Once a US related account is found, there is a presumption that all funds in the “US related” account are undeclared . This means that the value of the account must be included in the bank’s penalty base, UNLESS the bank can prove otherwise. Generally, in order to be eligible to exclude the value of the account from the penalty base, the bank must be able to demonstrate to the Tax Division of DOJ one of various possibilities – including that the account was not “undeclared”.

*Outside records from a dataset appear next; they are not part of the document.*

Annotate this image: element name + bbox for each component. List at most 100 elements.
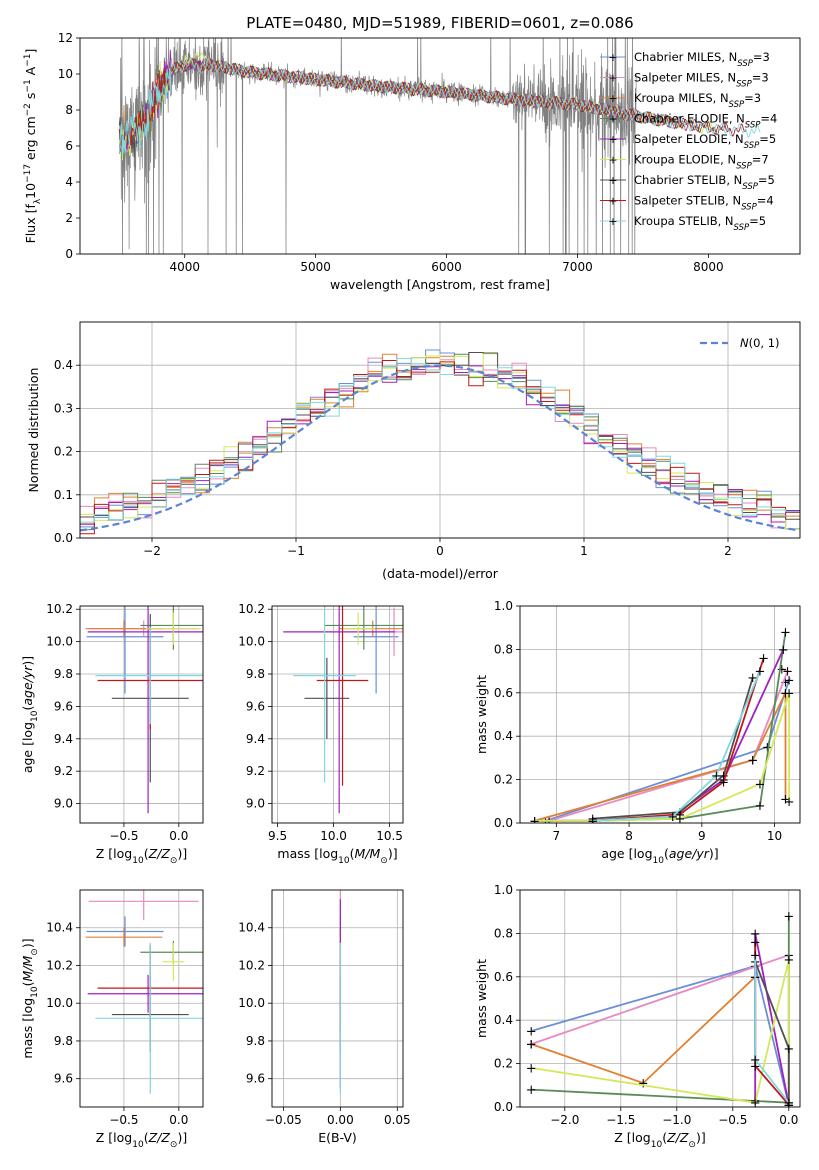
sfh-line-kroupa-miles xyxy=(534,692,787,822)
sfh-line-kroupa-stelib xyxy=(754,955,790,1104)
y-tick-label: 0.0 xyxy=(494,816,513,830)
sfh-marker: + xyxy=(747,754,758,769)
sfh-marker: + xyxy=(587,812,598,827)
sfh-marker: + xyxy=(782,665,793,680)
spectrum-legend: + Chabrier MILES, NSSP=3 + Salpeter MILES, … xyxy=(600,50,777,233)
legend-label: N(0, 1) xyxy=(740,336,780,350)
y-tick-label: 10.2 xyxy=(238,602,265,616)
x-tick-label: 1 xyxy=(580,544,588,558)
sfh-marker: + xyxy=(780,675,791,690)
y-tick-label: 10.4 xyxy=(238,921,265,935)
errorbar-point xyxy=(324,606,403,650)
x-tick-label: 4000 xyxy=(169,260,200,274)
errorbar-point xyxy=(353,606,399,694)
mass-EBV-xlabel: E(B-V) xyxy=(318,1130,357,1145)
sfh-marker: + xyxy=(750,927,761,942)
x-tick-label: 7000 xyxy=(562,260,593,274)
sfh-marker: + xyxy=(526,1061,537,1076)
x-tick-label: 7 xyxy=(553,829,561,843)
y-tick-label: 0.0 xyxy=(54,531,73,545)
mass-Z-frame xyxy=(79,889,204,1108)
sfh-marker: + xyxy=(755,777,766,792)
sfh-marker: + xyxy=(638,1077,649,1092)
sfh-marker: + xyxy=(762,741,773,756)
sfh-marker: + xyxy=(784,795,795,810)
sfh-marker: + xyxy=(667,810,678,825)
sfh-marker: + xyxy=(778,643,789,658)
mass-Z-ylabel: mass [log10(M/M⊙)] xyxy=(20,938,40,1058)
sfh-marker: + xyxy=(529,814,540,829)
sfh-line-salpeter-elodie xyxy=(534,649,785,822)
mass-EBV-grid xyxy=(272,890,403,1107)
x-tick-label: 0.00 xyxy=(327,1113,354,1127)
spectrum-title: PLATE=0480, MJD=51989, FIBERID=0601, z=0… xyxy=(246,14,633,32)
legend-marker: + xyxy=(608,72,617,85)
sfh-line-chabrier-miles xyxy=(530,964,790,1106)
sfh-age-frame xyxy=(519,605,801,824)
y-tick-label: 9.4 xyxy=(246,732,265,746)
legend-marker: + xyxy=(608,174,617,187)
x-tick-label: 9 xyxy=(698,829,706,843)
spectrum-xlabel: wavelength [Angstrom, rest frame] xyxy=(330,277,550,292)
sfh-marker: + xyxy=(784,673,795,688)
gaussian-curve xyxy=(80,364,798,532)
y-tick-label: 9.8 xyxy=(54,1034,73,1048)
sfh-marker: + xyxy=(750,936,761,951)
y-tick-label: 9.6 xyxy=(246,699,265,713)
y-tick-label: 9.6 xyxy=(54,699,73,713)
y-tick-label: 10.0 xyxy=(46,996,73,1010)
y-tick-label: 10.0 xyxy=(46,635,73,649)
x-tick-label: 8000 xyxy=(693,260,724,274)
errorbar-point xyxy=(95,942,203,1094)
x-tick-label: 0.0 xyxy=(779,1113,798,1127)
errorbar-point xyxy=(86,916,164,947)
mass-Z-xlabel: Z [log10(Z/Z⊙)] xyxy=(96,1130,187,1150)
y-tick-label: 9.8 xyxy=(246,667,265,681)
mass-Z-axes: −0.5 0.0 9.6 9.8 10.0 10.2 10.4 xyxy=(46,890,203,1127)
sfh-marker: + xyxy=(529,814,540,829)
y-tick-label: 0.2 xyxy=(54,445,73,459)
age-mass-plot-area xyxy=(283,606,403,814)
x-tick-label: −0.5 xyxy=(109,1113,138,1127)
legend-marker: + xyxy=(608,133,617,146)
residuals-xlabel: (data-model)/error xyxy=(382,566,499,581)
legend-marker: + xyxy=(608,113,617,126)
sfh-marker: + xyxy=(675,812,686,827)
legend-label: Chabrier STELIB, NSSP=5 xyxy=(634,173,775,192)
residuals-plot-area xyxy=(80,349,800,535)
y-tick-label: 9.6 xyxy=(54,1072,73,1086)
y-tick-label: 12 xyxy=(58,31,73,45)
legend-marker: + xyxy=(608,154,617,167)
sfh-marker: + xyxy=(526,1038,537,1053)
errorbar-point xyxy=(304,657,350,739)
sfh-marker: + xyxy=(718,775,729,790)
x-tick-label: 0 xyxy=(436,544,444,558)
legend-marker: + xyxy=(608,195,617,208)
x-tick-label: 9.5 xyxy=(268,829,287,843)
sfh-marker: + xyxy=(587,814,598,829)
y-tick-label: 1.0 xyxy=(494,883,513,897)
sfh-line-salpeter-miles xyxy=(548,668,789,822)
age-mass-axes: 9.5 10.0 10.5 9.0 9.2 9.4 9.6 9.8 10.0 10.2 xyxy=(238,602,403,843)
x-tick-label: −0.05 xyxy=(265,1113,302,1127)
residuals-legend: N(0, 1) xyxy=(700,336,780,350)
x-tick-label: 0.0 xyxy=(169,829,188,843)
x-tick-label: 10.5 xyxy=(376,829,403,843)
errorbar-point xyxy=(85,927,163,947)
model-spectrum-salpeter-stelib xyxy=(118,58,747,149)
mass-Z-plot-area xyxy=(85,890,203,1094)
errorbar-point xyxy=(87,974,203,1013)
sfh-marker: + xyxy=(783,953,794,968)
sfh-line-kroupa-stelib xyxy=(592,670,761,822)
age-Z-xlabel: Z [log10(Z/Z⊙)] xyxy=(96,846,187,866)
sfh-Z-grid xyxy=(520,889,800,1108)
sfh-Z-ylabel: mass weight xyxy=(474,959,489,1038)
hist-kroupa-stelib xyxy=(80,357,800,534)
sfh-marker: + xyxy=(587,814,598,829)
legend-label: Chabrier MILES, NSSP=3 xyxy=(634,50,770,69)
sfh-marker: + xyxy=(783,1096,794,1111)
sfh-line-salpeter-stelib xyxy=(592,657,765,822)
legend-marker: + xyxy=(608,51,617,64)
errorbar-point xyxy=(95,627,203,725)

What does this mean? There is no clear answer to my knowledge, but what we are seeing is that if a taxpayer has signed a W-9 for the bank certifying that he is a US person this is helpful; if the taxpayer shows that the account was reported on his filed tax returns (look at Schedule B) – this may generally be sufficient. FBARs alone might not be sufficient since these are not sent to the IRS, but rather to the Department of the Treasury. The issue is gray and murky since it has not yet been put to the test. The banks must eventually present evidence to the US authorities to show the account was not an “undeclared account”, and therefore that the bank owes no penalty with regard to that account. At this point, no one knows definitively what is required to prove the account is not “undeclared”. Other possible methods exist for the bank to exclude the value of an account from the penalty base : showing that the bank disclosed the account to the IRS, or that the account was disclosed in an IRS Offshore Voluntary Disclosure Program.
Treaty Requests for Names of Account Holders
Participating Swiss banks must cooperate with Treaty requests for account information; provide details about any other banks that transferred funds into undisclosed accounts or that accepted funds when such accounts were closed out. Furthermore, participating banks must agree to shut down the accounts of any “recalcitrant” US account holders. Generally, these are account holders who do not comply with US reporting obligations disclosing their US status to the bank, or those who refuse to sign a waiver of rights under Swiss banking secrecy laws.
Names of account holders are not turned over under the Program unless, pursuant to the US-Switzerland Income Tax Treaty request procedure it is determined by a Swiss court that the provisions of Article 26 of the Treaty are satisfied. Article 26 of the US–Switzerland tax treaty allows the two countries to exchange information “as is necessary … for the prevention of tax fraud or the like.” The protocol to the treaty defines tax fraud as “fraudulent conduct that causes or is intended to cause an illegal and substantial reduction in the amount of tax paid” to one of the countries. Any type of fraudulent conduct requires a showing of “intent”, and “intent” is not so easy to prove.
Full details can be found in the Swiss-DOJ signed Agreement.
What Does this Mean if You Have Undisclosed Offshore Accounts?
I believe this Program will serve as a template for banks in many other countries. If you had an undisclosed offshore account in existence on August 1, 2008 you should seek appropriate legal advice. Simply closing out the account won’t help and in fact, can serve as evidence against you – perhaps indicating you had some kind of “intent”, for example, to evade tax. Depending on the facts of your case, there may be various options available for you to remedy a tax problem involving an offshore account that has not been disclosed. Get the right advice and be mindful that no attorney-client privilege exists for information revealed to an advisor who is not acting as your attorney – so, telling your accountant or financial advisor your problem may only make it worse.